As an Australian-based platform, your data is primarily stored and processed within Australia. When we use international service providers (such as cloud hosting), we ensure:

• • Adequate data protection measures are in place
• • Compliance with Australian Privacy Principles
• • Secure data transfer protocols
• • Contractual protections for your personal information

9. CHILDREN'S PRIVACY

Heartspace is designed for adults aged 18 and over. We do not knowingly collect personal information from individuals under 18. If we become aware that we have collected information from someone under 18, we will promptly delete such information.

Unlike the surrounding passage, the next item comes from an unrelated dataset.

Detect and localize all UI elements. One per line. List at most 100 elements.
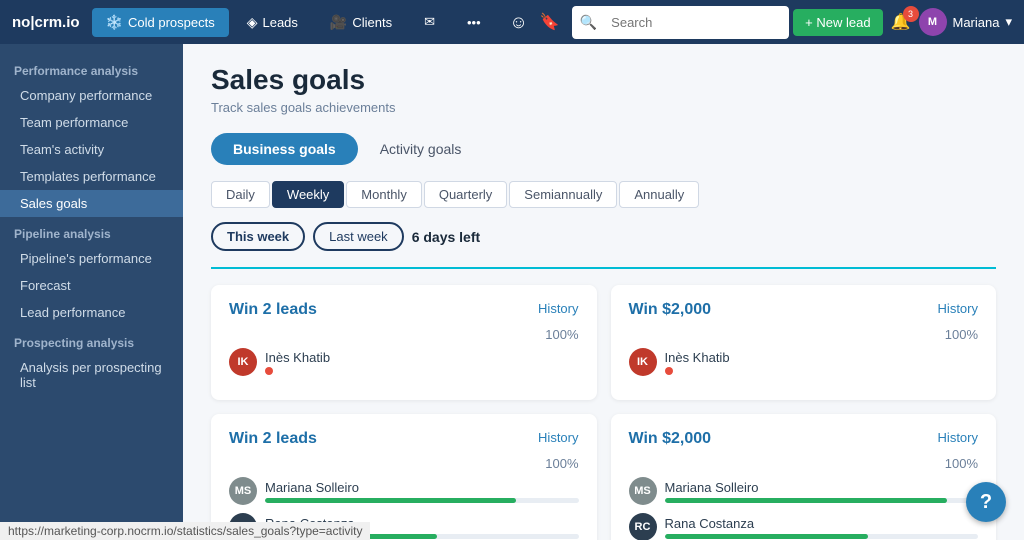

10. CHANGES TO THIS PRIVACY POLICY

We may update this Privacy Policy periodically to reflect changes in our practices or legal requirements. We will:

• • Notify you of significant changes through the app or email
• • Post the updated policy with a new "Last Updated" date
• • Provide 30 days' notice for material changes
• • Obtain your consent for changes that significantly affect your rights

12. ADDITIONAL INFORMATION

12.1 Demo Mode Privacy

Our demo mode uses anonymized sample data with no real user information. Demo interactions are not stored or linked to any personal accounts.

12.2 Third-Party Links

Our platform may contain links to third-party websites or services. This Privacy Policy does not apply to those external sites, and we encourage you to review their privacy policies.

12.3 Research and Development

We may use anonymized, aggregated data for research purposes to improve online dating experiences and relationship outcomes. Individual users cannot be identified in such research.